The Murray and Lower Darling Baaka valleys cover 98,300 square kilometres and include the world’s largest stand of river red gum and Australia’s longest river, the Murray. Ramsar-listed sites include the Millewa, Werai and Koondrook–Perricoota forests, part of Chowilla Floodplain and the River Murray Channel. The catchment wetlands and rivers support important Aboriginal cultural heritage values.
The focus of Department of Planning Industry and Environment (the Department) water managers in 2020–21 was to build on gains of previous years through the careful management of water for the environment.
The resource availability scenario was expected to be dry to very dry, as identified in the Murray and Lower Darling catchments: Annual environmental watering priorities 2020–21.
Inflows from the northern basin into the Menindee Lakes system resulted in flows over Weir 32 recommencing in March 2020, which connected Menindee Lakes and the Murray River for the first time in more than 12 months. Over the 2020–21 spring and summer, the Department oversaw the management of an environmental flow into the Lower Baaka River (Lower Darling Baaka River) to aid the recovery of native fish populations.

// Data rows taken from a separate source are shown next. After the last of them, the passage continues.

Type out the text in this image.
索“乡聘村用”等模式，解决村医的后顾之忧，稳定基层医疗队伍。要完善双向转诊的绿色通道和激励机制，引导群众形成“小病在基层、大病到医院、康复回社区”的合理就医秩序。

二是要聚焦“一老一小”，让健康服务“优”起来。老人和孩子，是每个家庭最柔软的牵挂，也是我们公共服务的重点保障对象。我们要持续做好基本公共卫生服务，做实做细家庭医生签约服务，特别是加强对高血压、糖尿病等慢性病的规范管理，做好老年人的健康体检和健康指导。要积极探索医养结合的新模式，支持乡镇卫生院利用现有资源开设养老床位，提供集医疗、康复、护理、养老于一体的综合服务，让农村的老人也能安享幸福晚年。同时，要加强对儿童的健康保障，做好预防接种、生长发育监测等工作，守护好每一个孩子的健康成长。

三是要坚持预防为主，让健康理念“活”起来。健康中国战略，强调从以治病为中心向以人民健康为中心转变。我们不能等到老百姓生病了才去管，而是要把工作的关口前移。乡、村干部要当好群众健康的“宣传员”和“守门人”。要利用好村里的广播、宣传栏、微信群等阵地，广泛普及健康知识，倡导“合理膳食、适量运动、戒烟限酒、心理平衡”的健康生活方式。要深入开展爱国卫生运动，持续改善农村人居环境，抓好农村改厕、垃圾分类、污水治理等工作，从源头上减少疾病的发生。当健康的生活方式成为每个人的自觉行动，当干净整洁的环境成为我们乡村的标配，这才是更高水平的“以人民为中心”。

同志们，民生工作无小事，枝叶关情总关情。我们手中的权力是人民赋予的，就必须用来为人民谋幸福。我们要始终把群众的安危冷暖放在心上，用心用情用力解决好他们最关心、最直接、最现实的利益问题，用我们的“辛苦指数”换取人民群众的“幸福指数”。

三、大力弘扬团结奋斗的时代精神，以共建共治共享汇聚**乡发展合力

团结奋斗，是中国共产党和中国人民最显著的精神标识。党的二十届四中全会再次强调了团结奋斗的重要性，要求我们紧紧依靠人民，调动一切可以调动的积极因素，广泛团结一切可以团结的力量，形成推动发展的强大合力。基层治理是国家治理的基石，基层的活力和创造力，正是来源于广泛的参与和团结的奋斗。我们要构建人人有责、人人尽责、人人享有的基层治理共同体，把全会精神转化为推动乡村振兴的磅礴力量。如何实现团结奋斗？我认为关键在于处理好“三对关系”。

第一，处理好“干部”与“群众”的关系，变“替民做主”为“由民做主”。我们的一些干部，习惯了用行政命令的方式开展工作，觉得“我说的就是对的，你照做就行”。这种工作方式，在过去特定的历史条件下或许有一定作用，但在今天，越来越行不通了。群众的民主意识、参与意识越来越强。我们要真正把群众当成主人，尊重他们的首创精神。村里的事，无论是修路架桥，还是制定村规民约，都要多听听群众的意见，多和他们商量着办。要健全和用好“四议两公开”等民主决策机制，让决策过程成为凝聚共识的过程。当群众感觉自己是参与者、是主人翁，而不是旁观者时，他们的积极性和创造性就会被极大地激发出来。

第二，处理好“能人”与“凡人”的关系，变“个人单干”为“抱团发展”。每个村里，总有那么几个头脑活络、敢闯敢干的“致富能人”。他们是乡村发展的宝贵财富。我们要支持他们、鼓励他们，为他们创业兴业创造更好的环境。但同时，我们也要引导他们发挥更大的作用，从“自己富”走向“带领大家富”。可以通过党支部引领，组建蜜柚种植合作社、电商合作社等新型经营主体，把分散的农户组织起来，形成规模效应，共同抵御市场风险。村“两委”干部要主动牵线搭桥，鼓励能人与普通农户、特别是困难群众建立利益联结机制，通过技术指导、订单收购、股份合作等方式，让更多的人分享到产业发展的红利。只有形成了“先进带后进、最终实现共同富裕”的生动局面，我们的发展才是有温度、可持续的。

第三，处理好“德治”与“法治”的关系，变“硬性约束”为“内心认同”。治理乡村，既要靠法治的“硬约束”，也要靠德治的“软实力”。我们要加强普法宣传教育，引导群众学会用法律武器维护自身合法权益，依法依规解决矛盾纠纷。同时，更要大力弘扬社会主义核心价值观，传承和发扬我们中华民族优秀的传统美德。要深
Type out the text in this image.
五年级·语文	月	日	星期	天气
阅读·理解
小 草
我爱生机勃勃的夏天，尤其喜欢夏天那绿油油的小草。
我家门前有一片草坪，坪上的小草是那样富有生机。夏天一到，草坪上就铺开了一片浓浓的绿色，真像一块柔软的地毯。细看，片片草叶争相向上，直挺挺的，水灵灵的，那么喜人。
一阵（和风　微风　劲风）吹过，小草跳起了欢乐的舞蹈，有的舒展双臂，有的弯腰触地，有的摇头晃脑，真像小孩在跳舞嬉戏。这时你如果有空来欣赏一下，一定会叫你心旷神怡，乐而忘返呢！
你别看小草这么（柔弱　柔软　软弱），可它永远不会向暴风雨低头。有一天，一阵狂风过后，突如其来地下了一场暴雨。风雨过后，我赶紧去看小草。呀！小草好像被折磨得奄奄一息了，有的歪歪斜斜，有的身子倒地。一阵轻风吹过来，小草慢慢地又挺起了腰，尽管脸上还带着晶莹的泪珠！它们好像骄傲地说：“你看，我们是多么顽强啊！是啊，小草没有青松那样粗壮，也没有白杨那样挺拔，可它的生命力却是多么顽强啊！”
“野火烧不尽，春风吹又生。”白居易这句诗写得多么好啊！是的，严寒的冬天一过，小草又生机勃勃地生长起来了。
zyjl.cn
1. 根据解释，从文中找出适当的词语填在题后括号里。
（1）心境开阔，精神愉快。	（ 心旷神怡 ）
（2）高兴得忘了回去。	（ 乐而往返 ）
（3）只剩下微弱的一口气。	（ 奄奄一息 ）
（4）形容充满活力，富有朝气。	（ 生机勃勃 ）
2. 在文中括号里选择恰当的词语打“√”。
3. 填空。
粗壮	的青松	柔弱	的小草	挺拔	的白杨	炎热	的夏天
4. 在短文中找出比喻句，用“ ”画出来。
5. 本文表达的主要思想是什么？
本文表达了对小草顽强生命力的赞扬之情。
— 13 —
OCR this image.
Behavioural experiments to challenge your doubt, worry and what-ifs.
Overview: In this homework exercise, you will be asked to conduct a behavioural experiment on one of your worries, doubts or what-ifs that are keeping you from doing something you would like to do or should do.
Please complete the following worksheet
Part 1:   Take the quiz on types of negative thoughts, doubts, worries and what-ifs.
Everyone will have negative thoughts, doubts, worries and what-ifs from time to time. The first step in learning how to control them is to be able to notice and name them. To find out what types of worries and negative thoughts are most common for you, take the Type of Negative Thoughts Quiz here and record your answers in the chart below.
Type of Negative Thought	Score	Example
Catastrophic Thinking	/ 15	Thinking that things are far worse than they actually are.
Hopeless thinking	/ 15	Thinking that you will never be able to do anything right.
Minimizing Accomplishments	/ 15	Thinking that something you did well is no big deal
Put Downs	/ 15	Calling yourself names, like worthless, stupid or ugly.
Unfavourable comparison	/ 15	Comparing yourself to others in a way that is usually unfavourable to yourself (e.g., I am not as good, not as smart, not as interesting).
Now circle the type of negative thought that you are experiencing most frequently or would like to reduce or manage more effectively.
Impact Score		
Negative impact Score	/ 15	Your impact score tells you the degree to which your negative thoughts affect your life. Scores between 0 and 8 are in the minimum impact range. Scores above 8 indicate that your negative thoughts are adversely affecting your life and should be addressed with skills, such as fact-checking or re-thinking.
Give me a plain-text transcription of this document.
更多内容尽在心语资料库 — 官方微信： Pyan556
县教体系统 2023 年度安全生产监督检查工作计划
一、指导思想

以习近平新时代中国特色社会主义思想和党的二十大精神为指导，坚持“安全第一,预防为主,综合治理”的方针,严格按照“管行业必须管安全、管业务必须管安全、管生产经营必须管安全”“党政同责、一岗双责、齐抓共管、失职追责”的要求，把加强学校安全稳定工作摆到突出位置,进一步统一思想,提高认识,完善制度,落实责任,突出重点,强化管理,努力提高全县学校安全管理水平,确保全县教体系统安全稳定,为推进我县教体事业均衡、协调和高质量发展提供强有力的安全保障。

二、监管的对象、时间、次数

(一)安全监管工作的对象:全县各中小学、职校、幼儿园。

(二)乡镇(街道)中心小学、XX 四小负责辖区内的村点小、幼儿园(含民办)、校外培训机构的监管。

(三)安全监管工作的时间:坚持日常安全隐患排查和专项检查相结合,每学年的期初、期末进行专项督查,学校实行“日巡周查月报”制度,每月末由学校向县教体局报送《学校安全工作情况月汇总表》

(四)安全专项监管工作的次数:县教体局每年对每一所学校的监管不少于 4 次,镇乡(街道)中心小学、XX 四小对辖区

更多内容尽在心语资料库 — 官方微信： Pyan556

In the Murray valley, managed watering events benefitted native fish, habitat condition and system productivity. For example:
- The Department partnered with Murray Irrigation, private landholders and the Commonwealth Environmental Water Holder to deliver water into the Tuppal, Thule, Jimaringle-Cockran, Buccaneit, Yarrein and Murrain-Yarrein creeks to improve and support water quality, in-stream vegetation, waterbirds and native fish.
- Environmental water was delivered into the Gulpa Creek and Gulpa Creek Wetlands to provide breeding habitats for Murray cod and the nationally threatened Australasian bittern. Monitoring suggests that the Barmah–Millewa Forest Wetlands, which includes the Gulpa Creek Wetlands, provide nesting and foraging habitats for up to 20% of Australia’s Australasian bittern population.
- Water was delivered into several wetlands on private properties in the central and lower Murray to support recovery efforts for the nationally endangered southern bell frog, one of the NSW Government’s Saving our Species projects.
- Flows were delivered into the Lower Baaka from Menindee Lakes to provide longitudinal connectivity with the Murray River. This supported native fish recovery through spawning and recruitment and in-stream productivity benefits that means more food for fish.